/Easy-2D-spline-maker-python

Easily design an arbitrary spline in 2D with mouse click

Primary LanguagePythonMIT LicenseMIT

Easy-2D-spline-maker-python

Easily design your own 2D spline with custom speed profile by just a few clicks! The number of via points are free.

Requirements

The tool requires following python packages:

  • numpy
  • scipy
  • matplotlib
  • PyYAML

Running examples

1. Fully click based

You can set the start_point_pos and final_point_pos points by clicks.

python run.py --config configs/click_based.yaml

2. Initial & final points specified

You may also prespecify start_point_pos and final_point_pos.

python run.py --config configs/init_fin_specified.yaml

3. Periodic trajectory

If you set start_point_pos and final_point_pos the same, the spline trajectory will be periodic. For periodic trajectory, speed_accel_parameter: 0, and speed_decay_parameter: 1 are highly recommended.

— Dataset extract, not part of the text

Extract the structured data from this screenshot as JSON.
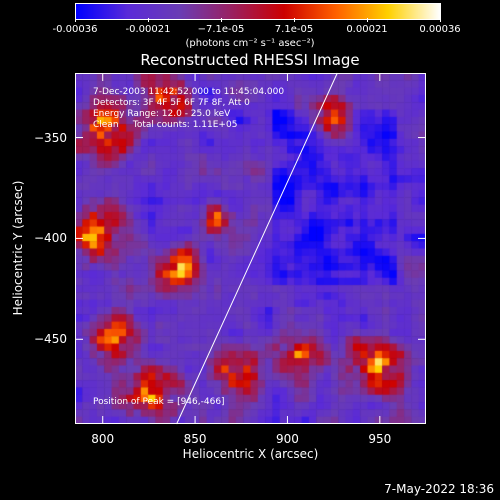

python run.py --config configs/periodic.yaml

4. Custom speed profile

python run.py --config configs/custom_speed.yaml

yaml explanation

  • title: 'Spline_test' - The title of the run.
  • save_path: './saved/' - The save path.
  • xlim: [-1, 6] - xlim of figure.
  • ylim: [-1, 6] - ylim of figure.
  • start_point_pos: [0, 0] - The start point of the spline (optional).
  • final_point_pos: [5, 0] - The final point of the spline (optional).
  • via_speed: [1.0, 2.0, 3.0, 3.0, 3.0] - Via points of your custom speed profile (optional).
  • speed_accel_parameter: 0.2 - The ratio of timesteps until which the trajectory accelerates to the speed from 0 to the initial speed of your speed profile. Set 0 if you don't want it.
  • speed_decay_parameter: 0.8 - The ratio of timesteps from which the trajectory decelerates to the speed from the final speed of your speed profile to 0. Set 1 if you don't want it.
  • total_time_length: 5 - Total time length of the trajectory. Speed profile is normalized to satisfy total_time_length.
  • num_timesteps: 200 - The number of timesteps of your spline.
  • num_delta_t: 200_000 - The number of timesteps for numerical integration & derivation.
  • s: 0 - The smoothing factor for 'scipy.integrate'. if s is larger than 0, the spline will be smoother but might not go through the via points.